Package Details: protonmail-bridge-nokeychain 3.9.1-1

Git Clone URL: https://aur.archlinux.org/protonmail-bridge-nokeychain.git (read-only, click to copy)
Package Base: protonmail-bridge-nokeychain
Description: An IMAP/SMTP bridge to a ProtonMail account (patched, stores secrets in a file)
Upstream URL: https://protonmail.com/bridge/
Licenses: GPL3
Conflicts: protonmail-bridge
Provides: protonmail-bridge
Submitter: andrei.dubovik
Maintainer: andrei.dubovik
Last Packager: andrei.dubovik
Votes: 2
Popularity: 0.000298
First Submitted: 2021-05-27 16:36 (UTC)
Last Updated: 2024-02-18 13:50 (UTC)

Dependencies (1)

Required by (2)

Sources (3)

Latest Comments

DrosteEffect commented on 2024-01-27 15:07 (UTC)

@andrei.dubovik Great, thanks!

andrei.dubovik commented on 2024-01-22 15:27 (UTC)

@DrosteEffect Yes, I'll try to allocate some time to update the package this week. Sorry for a long delay.

In general, maybe my two cents on security and why I bothered in the first place to make this package, and why I think it is perfectly reasonable to store "secrets" in a cleartext file. Adding additional security layers on top of what an OS already provides adds extra complexity and possibly extra vulnerabilities while not actually giving any extra security under the scenario that the OS itself is compromised. SSH stores its secrets in plain text, for instance. Then again, if your keychain requires a yubikey to open or a similar authorization solution, then I would agree that using the keychain provides better security. I just don't think it's correct to say the official package is strictly more secure under all typical usage scenarios.

MarsSeed commented on 2024-01-22 14:53 (UTC) (edited on 2024-01-22 14:56 (UTC) by MarsSeed)

@DrosteEffect, it seems at this point it is best if you migrated to the up-to-date protonmail-bridge-core.

It serves the same use case, but in a secure way (unlike this package that stores "secrets" in a cleartext file.)

Edit: changed the link to protonmail-bridge-core, because that is the successor of protonmail-bridge-nogui (and the latter is pending deletion as of now).

DrosteEffect commented on 2024-01-22 11:59 (UTC)

Will this package be updated soon? It's been out of date since July 2023.

andrei.dubovik commented on 2023-01-27 14:26 (UTC)

Bumped the version to 3.0.9. So, I couldn't get the migration of the secrets file to work reliably from v2 to v3, and in the end decided to do nothing about migration. What it means, is that a new secrets file will be created in ~/.config/protonmail/bridge-v3/secrets on first run, and a manual re-login is required (from protonmail-bridge --cli). After that the service can be run as usual. The old secrets file, in ~/.config/protonmail/bridge/secrets, can be deleted.

Just a heads up, many changes in v3 of the protonmail bridge. Not insignificant one is that v3 has altogether new message ids, it seems, see https://github.com/ProtonMail/proton-bridge/issues/220 for some history. For instance, if you're using mbsync, expect that it'll break with the version change and a manual intervention will be required.

andrei.dubovik commented on 2022-01-16 14:32 (UTC) (edited on 2022-01-16 14:37 (UTC) by andrei.dubovik)

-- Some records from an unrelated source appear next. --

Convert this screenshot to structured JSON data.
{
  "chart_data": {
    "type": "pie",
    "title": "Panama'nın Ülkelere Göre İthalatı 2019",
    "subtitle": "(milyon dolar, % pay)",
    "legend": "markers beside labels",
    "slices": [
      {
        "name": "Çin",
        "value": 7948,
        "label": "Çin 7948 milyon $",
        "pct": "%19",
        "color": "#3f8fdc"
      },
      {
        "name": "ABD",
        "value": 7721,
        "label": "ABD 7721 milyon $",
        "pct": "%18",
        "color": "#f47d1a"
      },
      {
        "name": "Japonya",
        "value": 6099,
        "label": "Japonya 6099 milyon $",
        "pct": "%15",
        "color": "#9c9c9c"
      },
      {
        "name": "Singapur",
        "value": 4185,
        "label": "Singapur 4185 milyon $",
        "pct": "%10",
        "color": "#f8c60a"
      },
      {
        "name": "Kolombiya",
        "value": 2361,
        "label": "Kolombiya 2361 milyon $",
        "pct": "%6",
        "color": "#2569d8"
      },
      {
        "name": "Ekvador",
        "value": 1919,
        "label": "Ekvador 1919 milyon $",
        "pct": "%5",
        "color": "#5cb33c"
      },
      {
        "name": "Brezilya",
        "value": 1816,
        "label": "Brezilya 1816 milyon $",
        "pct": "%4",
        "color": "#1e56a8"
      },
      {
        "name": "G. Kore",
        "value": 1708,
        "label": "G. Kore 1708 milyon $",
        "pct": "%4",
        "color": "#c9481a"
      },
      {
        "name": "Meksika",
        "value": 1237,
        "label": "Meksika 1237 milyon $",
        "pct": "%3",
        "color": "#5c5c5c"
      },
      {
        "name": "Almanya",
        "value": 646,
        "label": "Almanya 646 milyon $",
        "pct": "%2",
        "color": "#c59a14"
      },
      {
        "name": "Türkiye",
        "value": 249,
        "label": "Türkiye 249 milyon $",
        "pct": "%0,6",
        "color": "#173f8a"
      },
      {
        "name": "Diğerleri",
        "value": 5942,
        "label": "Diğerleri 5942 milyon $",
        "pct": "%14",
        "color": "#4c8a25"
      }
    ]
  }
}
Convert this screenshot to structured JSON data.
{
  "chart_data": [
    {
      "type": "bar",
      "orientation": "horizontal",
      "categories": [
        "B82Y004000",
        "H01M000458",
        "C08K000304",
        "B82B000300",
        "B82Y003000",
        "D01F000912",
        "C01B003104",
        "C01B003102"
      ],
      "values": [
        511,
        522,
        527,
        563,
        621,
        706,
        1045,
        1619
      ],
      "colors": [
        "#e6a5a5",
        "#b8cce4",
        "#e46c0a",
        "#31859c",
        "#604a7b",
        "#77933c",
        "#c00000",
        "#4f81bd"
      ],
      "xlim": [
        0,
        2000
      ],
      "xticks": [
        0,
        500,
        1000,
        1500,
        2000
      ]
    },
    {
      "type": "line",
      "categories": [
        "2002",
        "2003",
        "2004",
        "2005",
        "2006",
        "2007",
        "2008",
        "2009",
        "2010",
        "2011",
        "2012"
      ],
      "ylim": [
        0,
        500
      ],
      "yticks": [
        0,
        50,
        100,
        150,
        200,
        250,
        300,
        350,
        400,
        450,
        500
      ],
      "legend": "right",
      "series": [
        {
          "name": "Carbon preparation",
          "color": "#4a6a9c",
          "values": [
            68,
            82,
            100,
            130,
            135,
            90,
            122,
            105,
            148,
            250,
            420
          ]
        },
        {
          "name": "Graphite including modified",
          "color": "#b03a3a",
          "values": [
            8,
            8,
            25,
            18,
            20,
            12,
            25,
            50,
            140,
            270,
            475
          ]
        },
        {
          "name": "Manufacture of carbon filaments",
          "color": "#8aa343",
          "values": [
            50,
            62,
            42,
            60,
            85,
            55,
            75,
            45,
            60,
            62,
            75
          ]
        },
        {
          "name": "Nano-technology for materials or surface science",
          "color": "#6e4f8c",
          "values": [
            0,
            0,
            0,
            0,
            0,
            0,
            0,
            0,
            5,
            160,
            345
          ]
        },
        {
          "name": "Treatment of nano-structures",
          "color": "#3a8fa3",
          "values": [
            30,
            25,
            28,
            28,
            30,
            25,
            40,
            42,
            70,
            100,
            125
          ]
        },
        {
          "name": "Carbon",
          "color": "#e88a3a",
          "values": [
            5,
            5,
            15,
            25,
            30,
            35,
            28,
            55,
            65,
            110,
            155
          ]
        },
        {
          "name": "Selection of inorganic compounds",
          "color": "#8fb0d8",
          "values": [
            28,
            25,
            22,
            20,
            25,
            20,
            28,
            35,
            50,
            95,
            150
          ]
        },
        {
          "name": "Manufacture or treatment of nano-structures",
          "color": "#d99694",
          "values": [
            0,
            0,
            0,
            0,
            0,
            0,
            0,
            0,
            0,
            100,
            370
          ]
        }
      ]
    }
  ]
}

It should be run as a user (i.e. not from root), the service name is protonmail-bridge. So,

systemctl --user enable protonmail-bridge

should in principle work. Do you have protonmail-bridge.service listed if you do

pacman -Ql protonmail-bridge

?

Before you enable and start the service, you need to login once by running the service in an interactive mode:

protonmail-bridge --cli

and then login. See also help while in the interactive mode.

wildwestrom commented on 2022-01-16 03:55 (UTC) (edited on 2022-01-16 04:18 (UTC) by wildwestrom)

I'm having one problems with this.

Systemd cannot find the unit file associated with this package. I tried both systemctl --user enable and systemctl enable as root.

Thank you for your time and attention to this matter.

andrei.dubovik commented on 2021-05-27 16:44 (UTC)

This is a patched version of protonmail bridge, where the secrets are kept in ~/.config/protonmail/bridge/secrets file (mode 0600) instead of using pass or gnome-keyring. In this way, protonmail bridge can be started as a service without additional user input. Arguably, this is a weaker security arrangement than the default one, so please use at own discretion.